Thursday, December 10, 2009

The NEC approves UNISON's budget but not the Chancellor's

Yesterday's NEC meeting (of which there is and excellent report elsewhere) coincided with the Pre-Budget Report. This meant that as me met and discussed the service and pay and conditions cuts that our members are facing and how we are responding through our Million Voices Campaign, the Chancellor was telling MP's what would be in the budget, and sadly not what was in UNISON's excellent alternative budget.

For me this meant the rare experience of being asked to right an article for progress, the shall we say 'loyalist' Labour website. Now with promises of caps on our members pay and pensions, my reaction to the PBR was never going to be a glowing endorsement of the Chancellor (though of course on the important issue of spending he gets it absolutely right that spending cuts now not only would damage those services but also the economy). As what one of our officers said to me, it's the difficult audiences not the easy ones that are the most important to get to.

Which is fitting given some of the debate around the Million Voices Campaign at the NEC meeting. I had to intervene after another member of the NEC criticised us for allowing Labour MP's to sign up to the campaign, when surely they are a key audience we need to influence? I posed the question of who they think will make the decisions, and will any other political party come to our defence? And I also pointed out that getting the MP's to sign up couldn't be the end point, but that now they (and particularly the Cabinet members) have signed up to a clear statement against cuts and privatisation it is our job to hold them to that.

Ultimately, that's the difference between those of us who want to campaign and win with our members, and those that want to posture and grandstand.

6 comments:

Shona said...

Good to see the union giving a lead on this, and doing it in a mature way.

I really don't get this knee-jerk stuff that the hard left think will get us anywhere. Politics is the art of the possible, not about making an art of the impossible.

Andrew said...

I have no problem with signing MPs up to a set of demands so that we can hold them to account later, in fact that is precisely what I am doing in Islington by agreeing a staff manifesto for 2010 council elections.

The problem is that the million voices campaign just does not go far enough and of course pro privatising/job cutting, MPs are happy to sign it for the kudos from unison, it commits them to very little, their using us. Perhaps if we were asking MPs to sign up to the people’s charter (and even that has it weaknesses) or our alternative budget then we would be able to hold them to something more likely to assist us defending UNISON members in the future.

John Gray said...

Andrew

I'm not sure that all Islington Labour Cllrs candidates will agree to the "Peoples Charter" so I assume you will not be supporting those who don't?

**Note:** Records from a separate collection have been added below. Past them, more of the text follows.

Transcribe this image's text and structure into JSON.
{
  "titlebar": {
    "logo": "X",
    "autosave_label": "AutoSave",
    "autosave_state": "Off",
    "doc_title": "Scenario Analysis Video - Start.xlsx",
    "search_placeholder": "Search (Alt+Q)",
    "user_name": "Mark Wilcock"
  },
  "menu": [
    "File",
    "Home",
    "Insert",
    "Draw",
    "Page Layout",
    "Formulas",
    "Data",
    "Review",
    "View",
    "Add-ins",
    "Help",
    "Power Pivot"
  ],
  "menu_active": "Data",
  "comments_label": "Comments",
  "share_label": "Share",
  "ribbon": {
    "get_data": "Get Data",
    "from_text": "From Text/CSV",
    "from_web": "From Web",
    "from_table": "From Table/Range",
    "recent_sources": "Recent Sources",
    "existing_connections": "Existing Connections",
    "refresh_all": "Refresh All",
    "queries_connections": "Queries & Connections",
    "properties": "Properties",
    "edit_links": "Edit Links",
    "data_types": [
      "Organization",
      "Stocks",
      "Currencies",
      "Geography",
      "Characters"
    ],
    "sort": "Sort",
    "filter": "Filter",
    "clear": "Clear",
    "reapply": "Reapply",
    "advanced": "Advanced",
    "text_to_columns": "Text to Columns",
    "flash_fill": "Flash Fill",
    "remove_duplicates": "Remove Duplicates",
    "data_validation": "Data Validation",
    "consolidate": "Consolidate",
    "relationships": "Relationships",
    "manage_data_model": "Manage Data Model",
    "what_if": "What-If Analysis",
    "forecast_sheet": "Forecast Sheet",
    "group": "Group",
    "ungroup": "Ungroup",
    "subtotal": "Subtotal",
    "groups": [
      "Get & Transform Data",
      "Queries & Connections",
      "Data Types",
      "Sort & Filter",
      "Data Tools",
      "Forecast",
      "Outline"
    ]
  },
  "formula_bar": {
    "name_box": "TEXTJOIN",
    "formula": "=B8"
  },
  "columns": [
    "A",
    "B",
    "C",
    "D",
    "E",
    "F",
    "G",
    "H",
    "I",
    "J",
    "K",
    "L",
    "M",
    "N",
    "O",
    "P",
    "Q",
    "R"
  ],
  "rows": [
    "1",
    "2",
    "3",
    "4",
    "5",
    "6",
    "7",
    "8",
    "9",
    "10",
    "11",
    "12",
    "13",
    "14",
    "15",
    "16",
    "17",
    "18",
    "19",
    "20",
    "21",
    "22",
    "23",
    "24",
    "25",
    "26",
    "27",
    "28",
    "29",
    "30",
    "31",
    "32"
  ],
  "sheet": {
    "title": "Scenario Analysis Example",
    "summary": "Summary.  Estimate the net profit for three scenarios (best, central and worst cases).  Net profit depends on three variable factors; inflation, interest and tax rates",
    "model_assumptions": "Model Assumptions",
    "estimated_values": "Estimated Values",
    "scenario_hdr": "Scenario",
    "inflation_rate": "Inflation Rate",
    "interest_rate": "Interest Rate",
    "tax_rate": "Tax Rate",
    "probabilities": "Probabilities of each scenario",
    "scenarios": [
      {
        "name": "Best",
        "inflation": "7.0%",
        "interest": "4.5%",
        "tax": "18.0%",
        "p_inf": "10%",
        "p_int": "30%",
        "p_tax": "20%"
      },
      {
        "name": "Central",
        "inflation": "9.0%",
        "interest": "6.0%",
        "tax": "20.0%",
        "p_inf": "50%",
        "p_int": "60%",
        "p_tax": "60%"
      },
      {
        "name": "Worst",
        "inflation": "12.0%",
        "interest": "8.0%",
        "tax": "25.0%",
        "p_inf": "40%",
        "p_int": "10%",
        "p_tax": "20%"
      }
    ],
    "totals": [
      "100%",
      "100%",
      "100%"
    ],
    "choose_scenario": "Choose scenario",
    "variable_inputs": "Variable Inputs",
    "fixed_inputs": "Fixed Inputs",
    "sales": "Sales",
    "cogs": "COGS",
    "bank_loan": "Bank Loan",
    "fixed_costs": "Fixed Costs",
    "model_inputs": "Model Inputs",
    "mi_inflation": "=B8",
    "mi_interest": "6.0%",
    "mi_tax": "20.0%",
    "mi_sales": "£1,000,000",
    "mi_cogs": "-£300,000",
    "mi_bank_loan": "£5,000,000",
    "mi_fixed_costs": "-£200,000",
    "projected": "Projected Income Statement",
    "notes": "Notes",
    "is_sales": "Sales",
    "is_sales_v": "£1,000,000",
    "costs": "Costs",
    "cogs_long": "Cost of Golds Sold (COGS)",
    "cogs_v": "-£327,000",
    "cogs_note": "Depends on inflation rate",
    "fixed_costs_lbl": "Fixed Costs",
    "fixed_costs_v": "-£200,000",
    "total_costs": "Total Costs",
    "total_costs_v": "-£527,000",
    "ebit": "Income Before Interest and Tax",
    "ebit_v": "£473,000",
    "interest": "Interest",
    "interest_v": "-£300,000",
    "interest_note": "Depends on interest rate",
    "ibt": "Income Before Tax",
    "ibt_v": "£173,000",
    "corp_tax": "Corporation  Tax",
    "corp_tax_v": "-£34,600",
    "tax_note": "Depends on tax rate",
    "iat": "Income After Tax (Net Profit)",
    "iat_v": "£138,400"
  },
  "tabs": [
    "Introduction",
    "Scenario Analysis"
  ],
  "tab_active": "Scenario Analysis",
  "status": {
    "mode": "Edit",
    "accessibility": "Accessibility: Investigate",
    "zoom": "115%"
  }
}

Please tell? and also you appear to want to support only those such as yourself who are trotsky entryists, I expect you will be be looking forward to a quiet 2010 - unlike the rest of us.

Jon Rogers said...

I haven't got round to blogging my report from Wednesday but when I do I intend to mention your contribution to the debate on the Million Voices campaign.

I think the test of the campaign will come precisely at the point at which the Union has to do what you, James, said we should if those who sign up for Million Voices don't then follow through.

I had reservations about the speed with which we got Cabinet Members in particular on board but if we genuinely now seek to hold them to the principles for which they have expressed support then we will be applying pressure. This will represent something of a departure for Labour Link in particular.

The Peoples Charter is of course entirely consistent with the Million Voices campaign (as the Scottish Regional Convenor of UNISON made clear at the recent Conference) and therefore the approach which Andrew is describing in Islington is entirely consistent with the approach of the national trade union.

Some colleagues in the London Region don't know when to put their ice picks down I'm afraid!

Andrew said...

John

Its so nice to talk! While I was using what we are doing in Islington as an example of why I don’t oppose signing people up to something, I was however not suggesting the two processes are the same. One is a negotiation with the Islington Labour and the other is about our demands, I don’t see the two being mutually exclusive. I tend to think that even in the negotiations are starting point must be our demands.